Po posiłku pożegnali się ze sobą, choć mieli się spotkać następnego dnia w szkole. Po drodze do domu Aly'a opowiedziała Mari o nie do końca udanym planie spiknięcia ich oraz spytała się czy mogłaby przeprowadzić krótki wywiad z Biedronką (przecież ona nie da jej z tym spokoju), na co Mari się zgodziła i powiedziała że jak chce to może namówić też Czarnego kota. Po tym trzeba było się pożegnać, cóż lekcje same się nie odrobią. Gdy weszła do pokoju, rodzice oczywiście wymagali sprawozdania z imprezy. Mari ominęła wszystkie momenty, które mogły wywołać niepokój. Po wejściu na poddasze od razu zaatakowała ją jej kwami, zalewając ją fala pytań.

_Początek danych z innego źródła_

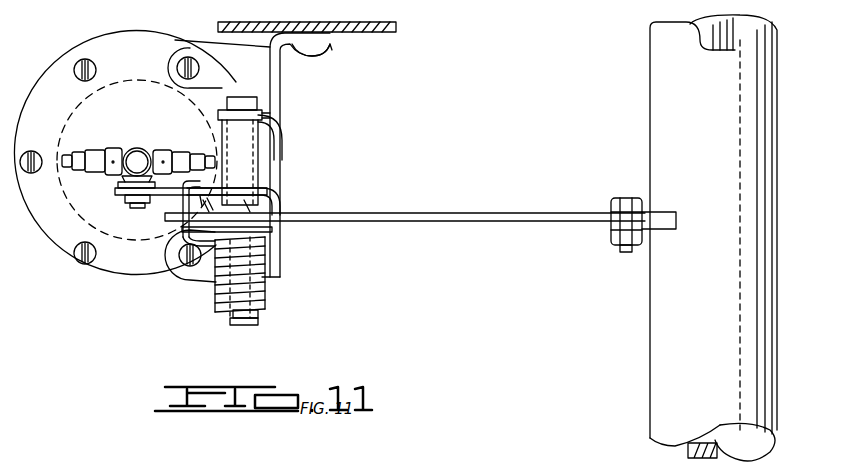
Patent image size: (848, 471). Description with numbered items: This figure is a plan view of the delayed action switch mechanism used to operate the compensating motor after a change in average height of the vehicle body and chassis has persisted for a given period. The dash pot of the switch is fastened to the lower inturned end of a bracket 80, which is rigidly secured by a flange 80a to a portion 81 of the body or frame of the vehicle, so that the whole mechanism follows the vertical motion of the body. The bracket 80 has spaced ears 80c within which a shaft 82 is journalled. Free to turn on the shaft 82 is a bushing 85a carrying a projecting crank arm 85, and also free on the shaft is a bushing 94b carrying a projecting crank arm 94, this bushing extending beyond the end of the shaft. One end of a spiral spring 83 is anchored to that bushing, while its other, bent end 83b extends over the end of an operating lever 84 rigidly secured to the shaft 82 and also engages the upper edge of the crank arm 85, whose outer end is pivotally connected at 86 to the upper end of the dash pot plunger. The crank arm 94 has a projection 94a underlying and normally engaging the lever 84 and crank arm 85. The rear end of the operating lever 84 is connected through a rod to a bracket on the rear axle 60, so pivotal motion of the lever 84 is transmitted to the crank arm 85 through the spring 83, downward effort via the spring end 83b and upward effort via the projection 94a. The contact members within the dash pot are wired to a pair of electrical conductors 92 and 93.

-I jak było? Czy Aly'a i Nino są razem? Czy coś się ważnego wydarzyło?- dziewczyna zaśmiała się, odstawiła torbę, usiadła na łóżku i zaczęła wszystko opowiadać. Kiedy skończyła opowiadać stworzonko było bardzo podekscytowane.

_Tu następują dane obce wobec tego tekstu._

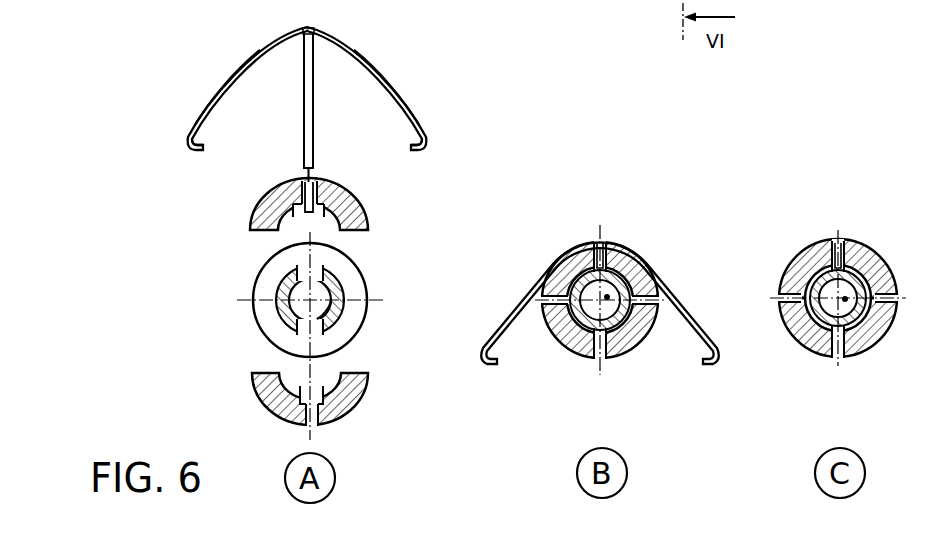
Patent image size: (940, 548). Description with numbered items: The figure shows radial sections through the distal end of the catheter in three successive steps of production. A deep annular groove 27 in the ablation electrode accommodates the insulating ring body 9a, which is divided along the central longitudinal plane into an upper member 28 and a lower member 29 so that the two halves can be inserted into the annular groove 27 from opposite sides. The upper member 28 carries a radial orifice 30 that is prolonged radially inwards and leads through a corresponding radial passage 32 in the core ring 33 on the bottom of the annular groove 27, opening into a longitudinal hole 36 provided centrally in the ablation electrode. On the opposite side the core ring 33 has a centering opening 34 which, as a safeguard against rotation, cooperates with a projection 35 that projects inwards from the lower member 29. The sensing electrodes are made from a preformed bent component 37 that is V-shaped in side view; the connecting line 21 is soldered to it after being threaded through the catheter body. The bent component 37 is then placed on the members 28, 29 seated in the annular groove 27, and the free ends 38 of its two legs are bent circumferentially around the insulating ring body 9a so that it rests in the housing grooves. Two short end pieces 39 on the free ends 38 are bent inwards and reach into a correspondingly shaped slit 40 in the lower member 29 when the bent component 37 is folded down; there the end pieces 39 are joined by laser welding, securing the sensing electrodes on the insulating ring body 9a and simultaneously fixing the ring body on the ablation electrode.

The insulating ring body 9a is at (240, 232).
The connecting line 21 is at (309, 97).
The annular groove 27 is at (357, 290).
The member 28 is at (353, 212).
The member 29 is at (346, 405).
The radial orifice 30 is at (313, 182).
The radial passage 32 is at (318, 277).
The core ring 33 is at (340, 303).
The centering opening 34 is at (318, 321).
The projection 35 is at (300, 385).
The longitudinal hole 36 is at (330, 311).
The bent component 37 is at (378, 61).
The free ends 38 is at (186, 136).
The end pieces 39 is at (195, 152).
The slit 40 is at (600, 352).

-Wiesz co to oznacza? Że Adrienowi w końcu zaczyna zależeć na tobie!

-Myślisz?

-A myślisz że dlaczego zrobił to co zrobił? Bo jak dla mnie odpowiedź oczywista.

-Wiesz co wiem na pewno? Muszę odrobić pracę domową.-zaśmiała się i ruszyła do swojego biurka.

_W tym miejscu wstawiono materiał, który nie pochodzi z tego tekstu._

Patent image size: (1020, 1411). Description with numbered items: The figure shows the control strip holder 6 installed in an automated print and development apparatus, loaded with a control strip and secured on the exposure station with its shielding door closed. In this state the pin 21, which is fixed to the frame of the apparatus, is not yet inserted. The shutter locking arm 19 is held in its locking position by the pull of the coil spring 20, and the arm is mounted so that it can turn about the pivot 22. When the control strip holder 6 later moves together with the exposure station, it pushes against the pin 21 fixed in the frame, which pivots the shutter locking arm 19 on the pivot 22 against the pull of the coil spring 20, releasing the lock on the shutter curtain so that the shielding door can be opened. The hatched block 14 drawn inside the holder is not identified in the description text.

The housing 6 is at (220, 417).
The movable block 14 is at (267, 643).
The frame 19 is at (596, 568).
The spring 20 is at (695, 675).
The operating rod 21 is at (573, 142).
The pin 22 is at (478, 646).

Robienie lekcji nie zajęło jej dużo czasu, przez resztę dnia zdążyła wyjść by poszukać inspiracji do nowych projektów. Zdziwiło ją to że Władca Ciem jest ostatnio tak mało aktywny, ale lepiej nie wywoływać wilka z lasu. Gdy wróciła była zaskoczona że ostatni dzień wolnego tak szybko minął, albowiem był już wieczór. Dziewczyna szybko się wykąpała i przebrała w piżamę (tym razem normalną xD) rozpuściła włosy by je poczesać (tylko raz lub wyjątkowo dwa w ciągu dnia pozwalała sobie na to), jednak miała z tym mały problem przez kołtuny.

-Może pomóc ci, Księżniczko?- usłyszała jak ktoś szepcze jej przy uchu, aż odskoczyła. Jak się okazało był to Czarny Kot.

-Czyżbyś się mnie bała?- zapytał niewinnie.

-Nie wcale, tylko jestem zdziwiona co robisz w moim pokoju o takiej porze.-faktycznie to było dziwne, ponieważ ostatni raz widziała go w swojej normalnej postaci, kiedy Ilustrachor zaprosił ją na swoje urodziny. Od tamtego momentu nie spotkali się ze sobą. Mimo tego jej serce lekko przyśpieszyło.

-To potrzebujesz pomocy, czy nie?- dziewczyna jakby wybudziła się z transu. Pokiwała głową i usiadła na łóżku tyłem do niego podając mu szczotkę. Ten zaczął ledwo wyczuwalnie rozczesywać jej czarne włosy.

Po pewnym czasie uśmiechnął się z zadowolenia z swojej pracy.

-Gotowe, my Princess.

-Dzięki. Mam pytanie.

-Jakie?

-Po co do mnie zajrzałeś?

-Cóż, pomyślałem że dobrze byłoby zobaczyć czy jesteś bezpieczna, a nuż twój kochaś znowu Cię będzie chciał zabrać.

-Nie musisz się o mnie martwić, a jeżeli coś się zdarzy to na pewno zacznę krzyczeć żebyś mi pomógł.-uśmiechnęła się pod nosem.

-Pierwszy raz cię widzę w rozpuszczonych włosach, wyglądasz... Inaczej.

-Cóż to chyba normalne, że wyglądam inaczej.

-Ale przez to jeszcze bardziej mnie pociągasz.-powiedział z flirciarskim uśmiechem i zaczął się powoli się do niej zbliżać. Dziewczyna zaczęła cofać się, w końcu trafiła na ścianę. Zadowolony z siebie kocur oparł się obiema rękoma, tak by Mari nie miała jak wyjść. Wyszeptał jej prosto do ucha:

-Wiesz co nie długo się wydarzy, prawda? Ale zanim to się stanie muszę ci zadać pytanie.

-Jakie?

-Dlaczego masz w swoim pokoju tyle zdjęć Adriena Agreste'a?- dziewczynę momentalnie zamurowało. Zaczęła szybko szukać wymówki.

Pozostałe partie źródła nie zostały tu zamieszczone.